The court scholar serving Hermann of Thuringia.
The scholar

2007/01/20

Follow-up on MediaTank presentation

Mediatank held a really marvelous presentation of first the two Federal Communications Commissioners Michael J. Copps & Jonathan S. Adelstein, then had a panel of eight other media professionals and then opened the floor to comments from the audience (Audience members signed up to speak at the entrance to the forum and were then called in the order they signed up in). The closing of WHAT Radio was a major subject and how different organizations used their resources to bypass the major media and get critical stories out to the public was another.
I spoke on my recent PhillyIMC piece on the major media and how the left blogosphere, an aroused and active citizenry that uses blogs, among other tools to raise awareness that a profit-obsessed major media can't be bothered with.
There's an extremely sad report from Media Matters that demonstrates just how severely messed up the major media is. Reporter John Solomon from the Washington Post tries desperately to "gin up" a scandal by ignoring neighborhood housing prices and darkly suggesting that first Senate then-Minority Leader Harry Reid "collected a $1.1 million windfall on a Las Vegas land sale" and now suggesting that "Sen. John Edwards recently sold a home for $1.4 million more than he had paid for it." What Solomon leaves out of course, are the housing prices typically paid in those neighborhoods. Had he done so, he would have seen that there was absolutely nothing noteworthy about either sale.
"Twice in three months, Solomon has written an article in which he makes much of a real estate transaction in which a prominent Democrat appears to have made a million-dollar profit. Twice in three months, Solomon has hyped the gaudy number without placing it in context. In both cases, that context showed the profit to be far from atypical."
This is very clearly the behavior of a writer trying desperately to re-live the "glory days" when journalists could say whatever they liked about progressives. As the blogger Atrios puts it: "Under 'the Clinton rules of journalism,' you can say any goddamn thing you want -- as long as you say it about the Clintons. This [sic] rules have already begun to affect the way Campaign 08 is covered."
Personally, I really couldn't care less how much journalists enjoyed the Clinton Presidency when they could say whatever they pleased about progressives with no consequences. I and many, many millions of progressives, radicals, liberals and moderates HATED those days and HATED the "Clinton rules"!
Is the next president likely to be a Republican?

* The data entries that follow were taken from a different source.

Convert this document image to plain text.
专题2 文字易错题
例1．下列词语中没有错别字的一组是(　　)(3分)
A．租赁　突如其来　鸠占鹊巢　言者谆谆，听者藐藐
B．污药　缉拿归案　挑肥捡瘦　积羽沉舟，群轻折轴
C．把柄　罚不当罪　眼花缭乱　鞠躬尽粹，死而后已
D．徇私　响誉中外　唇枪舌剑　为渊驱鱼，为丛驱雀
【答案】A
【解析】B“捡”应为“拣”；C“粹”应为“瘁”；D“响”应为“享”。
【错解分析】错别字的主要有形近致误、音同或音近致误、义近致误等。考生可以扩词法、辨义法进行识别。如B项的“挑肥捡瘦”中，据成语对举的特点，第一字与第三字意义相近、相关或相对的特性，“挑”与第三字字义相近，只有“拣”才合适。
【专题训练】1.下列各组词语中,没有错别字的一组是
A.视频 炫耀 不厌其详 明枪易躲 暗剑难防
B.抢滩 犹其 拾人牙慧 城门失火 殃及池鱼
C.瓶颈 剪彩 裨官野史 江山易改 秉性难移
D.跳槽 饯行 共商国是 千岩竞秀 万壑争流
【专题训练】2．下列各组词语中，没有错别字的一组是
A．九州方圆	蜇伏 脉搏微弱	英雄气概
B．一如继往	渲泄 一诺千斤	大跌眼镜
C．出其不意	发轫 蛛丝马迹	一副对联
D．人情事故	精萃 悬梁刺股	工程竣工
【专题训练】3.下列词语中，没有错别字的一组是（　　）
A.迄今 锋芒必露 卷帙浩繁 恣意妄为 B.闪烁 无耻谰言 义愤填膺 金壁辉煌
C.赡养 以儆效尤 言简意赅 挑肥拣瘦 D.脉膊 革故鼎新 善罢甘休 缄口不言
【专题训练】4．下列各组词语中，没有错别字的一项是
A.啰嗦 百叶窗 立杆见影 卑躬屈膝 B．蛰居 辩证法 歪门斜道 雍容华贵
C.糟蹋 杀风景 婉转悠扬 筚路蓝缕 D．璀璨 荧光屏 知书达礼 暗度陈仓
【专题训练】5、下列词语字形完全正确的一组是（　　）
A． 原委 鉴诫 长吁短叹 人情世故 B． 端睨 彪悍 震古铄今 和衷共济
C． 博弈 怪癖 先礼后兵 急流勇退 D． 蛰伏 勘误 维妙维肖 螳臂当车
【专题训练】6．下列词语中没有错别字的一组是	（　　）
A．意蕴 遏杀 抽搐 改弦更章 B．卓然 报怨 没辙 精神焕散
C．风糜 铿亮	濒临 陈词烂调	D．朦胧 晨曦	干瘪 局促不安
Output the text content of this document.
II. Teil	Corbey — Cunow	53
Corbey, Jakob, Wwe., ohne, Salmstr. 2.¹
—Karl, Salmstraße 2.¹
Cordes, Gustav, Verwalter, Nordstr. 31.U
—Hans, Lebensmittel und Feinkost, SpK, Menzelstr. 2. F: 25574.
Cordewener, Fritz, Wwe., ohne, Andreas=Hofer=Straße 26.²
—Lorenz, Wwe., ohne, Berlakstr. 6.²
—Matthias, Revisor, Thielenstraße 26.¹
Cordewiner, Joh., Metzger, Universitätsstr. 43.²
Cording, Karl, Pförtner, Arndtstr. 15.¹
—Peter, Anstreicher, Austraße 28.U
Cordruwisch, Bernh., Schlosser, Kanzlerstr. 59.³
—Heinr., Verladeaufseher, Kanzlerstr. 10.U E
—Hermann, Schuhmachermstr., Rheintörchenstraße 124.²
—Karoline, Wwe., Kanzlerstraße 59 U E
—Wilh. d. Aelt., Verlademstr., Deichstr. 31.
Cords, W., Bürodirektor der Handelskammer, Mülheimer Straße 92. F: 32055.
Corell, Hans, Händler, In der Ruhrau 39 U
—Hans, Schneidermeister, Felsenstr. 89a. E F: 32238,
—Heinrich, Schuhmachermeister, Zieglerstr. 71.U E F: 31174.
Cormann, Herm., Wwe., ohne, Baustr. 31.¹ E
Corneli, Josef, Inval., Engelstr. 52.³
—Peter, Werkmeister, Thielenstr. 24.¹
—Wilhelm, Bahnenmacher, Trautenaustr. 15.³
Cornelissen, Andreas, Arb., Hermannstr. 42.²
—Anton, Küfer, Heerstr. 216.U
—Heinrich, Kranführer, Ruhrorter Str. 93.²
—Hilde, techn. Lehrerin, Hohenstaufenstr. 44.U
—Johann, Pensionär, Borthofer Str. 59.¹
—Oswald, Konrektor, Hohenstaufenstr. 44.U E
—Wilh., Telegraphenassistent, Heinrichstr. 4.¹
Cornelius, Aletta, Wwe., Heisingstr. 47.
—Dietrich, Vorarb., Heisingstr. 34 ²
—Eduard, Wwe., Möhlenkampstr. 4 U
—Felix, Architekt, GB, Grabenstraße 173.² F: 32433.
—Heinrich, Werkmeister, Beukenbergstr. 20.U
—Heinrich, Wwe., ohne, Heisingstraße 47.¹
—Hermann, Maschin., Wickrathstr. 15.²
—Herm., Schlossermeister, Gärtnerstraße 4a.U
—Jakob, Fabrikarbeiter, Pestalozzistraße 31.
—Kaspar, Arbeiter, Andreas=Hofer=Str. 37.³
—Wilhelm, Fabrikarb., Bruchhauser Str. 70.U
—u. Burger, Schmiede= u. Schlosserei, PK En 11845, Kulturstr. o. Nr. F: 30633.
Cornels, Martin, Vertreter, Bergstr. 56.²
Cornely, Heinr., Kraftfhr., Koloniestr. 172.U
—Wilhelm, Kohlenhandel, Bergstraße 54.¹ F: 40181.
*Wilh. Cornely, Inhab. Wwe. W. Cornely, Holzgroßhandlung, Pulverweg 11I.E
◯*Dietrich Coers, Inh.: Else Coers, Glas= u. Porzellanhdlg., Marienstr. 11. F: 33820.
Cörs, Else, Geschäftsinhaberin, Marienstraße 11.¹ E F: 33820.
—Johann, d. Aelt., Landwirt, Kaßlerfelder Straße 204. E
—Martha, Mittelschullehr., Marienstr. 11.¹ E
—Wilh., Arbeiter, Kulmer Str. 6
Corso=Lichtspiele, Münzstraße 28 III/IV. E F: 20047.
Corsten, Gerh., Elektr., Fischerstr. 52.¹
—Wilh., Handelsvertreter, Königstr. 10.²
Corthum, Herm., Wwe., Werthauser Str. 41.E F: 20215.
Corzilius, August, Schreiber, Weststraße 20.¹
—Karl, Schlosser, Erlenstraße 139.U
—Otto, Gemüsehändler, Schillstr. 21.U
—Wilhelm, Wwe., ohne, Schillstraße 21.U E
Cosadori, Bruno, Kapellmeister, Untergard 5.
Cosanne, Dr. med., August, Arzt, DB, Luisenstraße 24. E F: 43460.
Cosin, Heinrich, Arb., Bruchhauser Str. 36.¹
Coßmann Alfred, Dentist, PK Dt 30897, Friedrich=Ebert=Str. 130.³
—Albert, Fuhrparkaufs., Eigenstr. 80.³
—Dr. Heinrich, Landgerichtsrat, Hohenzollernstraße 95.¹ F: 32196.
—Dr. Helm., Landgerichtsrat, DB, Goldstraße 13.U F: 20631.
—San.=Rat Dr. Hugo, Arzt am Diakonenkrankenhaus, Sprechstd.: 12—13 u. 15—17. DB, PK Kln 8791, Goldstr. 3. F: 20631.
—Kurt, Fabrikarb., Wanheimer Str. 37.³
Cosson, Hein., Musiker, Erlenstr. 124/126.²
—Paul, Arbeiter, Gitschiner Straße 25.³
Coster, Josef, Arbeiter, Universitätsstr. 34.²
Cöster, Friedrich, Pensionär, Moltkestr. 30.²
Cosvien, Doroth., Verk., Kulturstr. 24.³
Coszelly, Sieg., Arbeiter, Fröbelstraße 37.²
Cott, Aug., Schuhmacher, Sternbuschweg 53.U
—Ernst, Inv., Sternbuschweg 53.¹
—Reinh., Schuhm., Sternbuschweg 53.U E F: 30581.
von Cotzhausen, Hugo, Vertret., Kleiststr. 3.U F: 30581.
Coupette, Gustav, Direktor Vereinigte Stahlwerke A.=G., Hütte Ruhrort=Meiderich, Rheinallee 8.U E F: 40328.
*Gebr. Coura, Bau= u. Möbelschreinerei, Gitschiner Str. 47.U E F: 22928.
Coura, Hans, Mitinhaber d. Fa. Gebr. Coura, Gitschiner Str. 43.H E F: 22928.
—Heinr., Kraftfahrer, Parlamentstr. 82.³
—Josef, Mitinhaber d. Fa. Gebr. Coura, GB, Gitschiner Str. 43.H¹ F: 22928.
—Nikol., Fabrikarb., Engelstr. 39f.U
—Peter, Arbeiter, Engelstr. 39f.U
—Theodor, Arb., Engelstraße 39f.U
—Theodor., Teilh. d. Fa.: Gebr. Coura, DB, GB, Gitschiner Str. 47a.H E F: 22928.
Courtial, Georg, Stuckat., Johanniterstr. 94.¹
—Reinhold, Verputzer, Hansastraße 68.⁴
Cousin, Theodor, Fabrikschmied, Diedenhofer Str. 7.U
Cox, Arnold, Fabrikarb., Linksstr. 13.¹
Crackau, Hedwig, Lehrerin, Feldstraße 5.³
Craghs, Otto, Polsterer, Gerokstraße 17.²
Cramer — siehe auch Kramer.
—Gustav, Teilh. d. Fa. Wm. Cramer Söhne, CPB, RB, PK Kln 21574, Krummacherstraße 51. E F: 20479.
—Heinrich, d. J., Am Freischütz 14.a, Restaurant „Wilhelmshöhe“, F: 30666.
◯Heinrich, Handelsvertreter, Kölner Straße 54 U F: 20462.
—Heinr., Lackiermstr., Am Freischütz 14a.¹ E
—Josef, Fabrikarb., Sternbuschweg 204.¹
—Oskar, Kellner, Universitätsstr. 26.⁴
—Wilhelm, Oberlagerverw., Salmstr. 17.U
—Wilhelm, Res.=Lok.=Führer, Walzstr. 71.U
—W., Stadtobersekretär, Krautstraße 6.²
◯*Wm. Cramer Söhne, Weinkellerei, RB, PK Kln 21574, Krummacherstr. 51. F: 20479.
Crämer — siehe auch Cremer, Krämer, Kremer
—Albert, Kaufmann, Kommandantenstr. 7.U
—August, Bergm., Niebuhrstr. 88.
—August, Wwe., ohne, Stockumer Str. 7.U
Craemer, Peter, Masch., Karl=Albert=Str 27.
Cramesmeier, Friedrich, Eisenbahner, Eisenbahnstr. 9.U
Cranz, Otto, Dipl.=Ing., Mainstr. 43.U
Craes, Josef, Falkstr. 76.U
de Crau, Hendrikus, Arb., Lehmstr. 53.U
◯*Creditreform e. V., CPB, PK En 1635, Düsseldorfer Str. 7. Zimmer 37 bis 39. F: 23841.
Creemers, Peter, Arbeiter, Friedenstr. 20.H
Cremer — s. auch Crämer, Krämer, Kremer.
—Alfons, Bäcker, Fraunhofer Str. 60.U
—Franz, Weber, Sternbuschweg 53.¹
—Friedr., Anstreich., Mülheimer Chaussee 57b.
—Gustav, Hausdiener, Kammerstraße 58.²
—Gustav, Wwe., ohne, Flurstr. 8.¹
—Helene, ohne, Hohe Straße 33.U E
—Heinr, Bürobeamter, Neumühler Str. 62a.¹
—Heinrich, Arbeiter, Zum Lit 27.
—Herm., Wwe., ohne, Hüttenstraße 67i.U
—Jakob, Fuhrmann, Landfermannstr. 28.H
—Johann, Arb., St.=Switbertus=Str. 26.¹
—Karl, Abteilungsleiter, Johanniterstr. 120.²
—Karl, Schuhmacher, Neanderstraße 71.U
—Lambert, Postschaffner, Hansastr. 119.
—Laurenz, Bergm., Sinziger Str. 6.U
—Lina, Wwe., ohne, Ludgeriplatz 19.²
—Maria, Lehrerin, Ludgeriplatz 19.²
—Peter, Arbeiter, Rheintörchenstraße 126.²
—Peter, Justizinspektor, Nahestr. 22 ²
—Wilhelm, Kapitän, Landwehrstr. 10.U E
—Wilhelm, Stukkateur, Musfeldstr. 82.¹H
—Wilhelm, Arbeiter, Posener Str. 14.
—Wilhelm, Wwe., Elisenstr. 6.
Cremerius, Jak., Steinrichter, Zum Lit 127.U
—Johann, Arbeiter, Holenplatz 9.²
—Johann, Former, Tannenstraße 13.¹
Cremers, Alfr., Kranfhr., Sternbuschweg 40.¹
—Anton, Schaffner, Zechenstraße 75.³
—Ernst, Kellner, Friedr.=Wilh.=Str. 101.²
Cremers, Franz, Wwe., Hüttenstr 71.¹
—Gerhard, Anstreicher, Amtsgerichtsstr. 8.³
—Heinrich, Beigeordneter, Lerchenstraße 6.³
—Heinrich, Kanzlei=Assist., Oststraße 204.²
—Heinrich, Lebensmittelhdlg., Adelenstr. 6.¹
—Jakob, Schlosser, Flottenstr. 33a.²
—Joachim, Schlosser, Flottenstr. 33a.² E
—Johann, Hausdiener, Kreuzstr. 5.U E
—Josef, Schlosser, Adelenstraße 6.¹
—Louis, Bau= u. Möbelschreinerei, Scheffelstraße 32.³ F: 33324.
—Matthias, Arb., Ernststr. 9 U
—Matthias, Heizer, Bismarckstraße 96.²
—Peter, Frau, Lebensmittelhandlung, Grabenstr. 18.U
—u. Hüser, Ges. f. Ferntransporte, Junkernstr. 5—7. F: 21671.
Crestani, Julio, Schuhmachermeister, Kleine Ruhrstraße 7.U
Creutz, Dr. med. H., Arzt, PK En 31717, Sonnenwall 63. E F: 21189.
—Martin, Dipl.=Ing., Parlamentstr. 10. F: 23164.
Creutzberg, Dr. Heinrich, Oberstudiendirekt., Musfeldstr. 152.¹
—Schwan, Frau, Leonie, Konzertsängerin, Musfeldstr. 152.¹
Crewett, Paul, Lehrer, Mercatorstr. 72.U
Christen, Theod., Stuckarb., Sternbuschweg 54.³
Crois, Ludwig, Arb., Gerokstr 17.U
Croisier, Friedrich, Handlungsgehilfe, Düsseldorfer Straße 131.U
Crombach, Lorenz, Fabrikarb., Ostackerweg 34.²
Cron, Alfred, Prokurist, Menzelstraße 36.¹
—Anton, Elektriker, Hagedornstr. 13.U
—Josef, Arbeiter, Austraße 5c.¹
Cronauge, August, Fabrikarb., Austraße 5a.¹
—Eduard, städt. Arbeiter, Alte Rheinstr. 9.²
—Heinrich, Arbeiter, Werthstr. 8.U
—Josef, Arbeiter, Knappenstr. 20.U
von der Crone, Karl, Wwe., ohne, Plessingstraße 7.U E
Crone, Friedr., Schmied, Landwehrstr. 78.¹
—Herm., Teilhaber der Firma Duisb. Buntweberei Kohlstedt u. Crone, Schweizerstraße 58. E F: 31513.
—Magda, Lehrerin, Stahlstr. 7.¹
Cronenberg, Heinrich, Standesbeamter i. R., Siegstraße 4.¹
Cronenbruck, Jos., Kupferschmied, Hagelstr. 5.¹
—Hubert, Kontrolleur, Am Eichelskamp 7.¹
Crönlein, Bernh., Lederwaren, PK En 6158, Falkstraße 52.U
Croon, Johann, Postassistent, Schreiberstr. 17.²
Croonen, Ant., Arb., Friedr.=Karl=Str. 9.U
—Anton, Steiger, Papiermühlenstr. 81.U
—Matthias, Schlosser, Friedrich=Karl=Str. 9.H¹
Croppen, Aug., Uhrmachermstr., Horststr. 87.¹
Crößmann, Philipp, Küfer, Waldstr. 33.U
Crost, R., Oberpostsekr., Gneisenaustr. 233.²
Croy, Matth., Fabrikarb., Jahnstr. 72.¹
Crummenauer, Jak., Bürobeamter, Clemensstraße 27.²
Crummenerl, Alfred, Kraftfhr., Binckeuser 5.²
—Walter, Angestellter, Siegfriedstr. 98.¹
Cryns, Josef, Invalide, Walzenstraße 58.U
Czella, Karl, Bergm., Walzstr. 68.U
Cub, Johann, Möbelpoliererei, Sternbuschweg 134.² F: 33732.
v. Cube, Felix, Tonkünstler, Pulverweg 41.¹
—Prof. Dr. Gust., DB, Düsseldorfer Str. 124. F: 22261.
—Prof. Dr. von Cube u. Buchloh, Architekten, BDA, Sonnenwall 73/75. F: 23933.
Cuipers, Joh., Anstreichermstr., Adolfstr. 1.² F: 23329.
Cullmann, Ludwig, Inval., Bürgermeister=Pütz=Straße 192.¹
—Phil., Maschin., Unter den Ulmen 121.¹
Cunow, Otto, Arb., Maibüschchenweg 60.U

Two years is an awfully long time and lots can happen, but the situation does NOT look good for Republicans. It's looking a lot like the next several election cycles will be Democratic ones. We lefty bloggers, liberals, citizen activists and Democrats will need to keep the pressure on for a good long time, until the media grows up and stops looking to play "Gotcha!" with us all.

1 comment:

Rich Gardner said...

Because I think the press is desperately trying to "gin up" a scandal?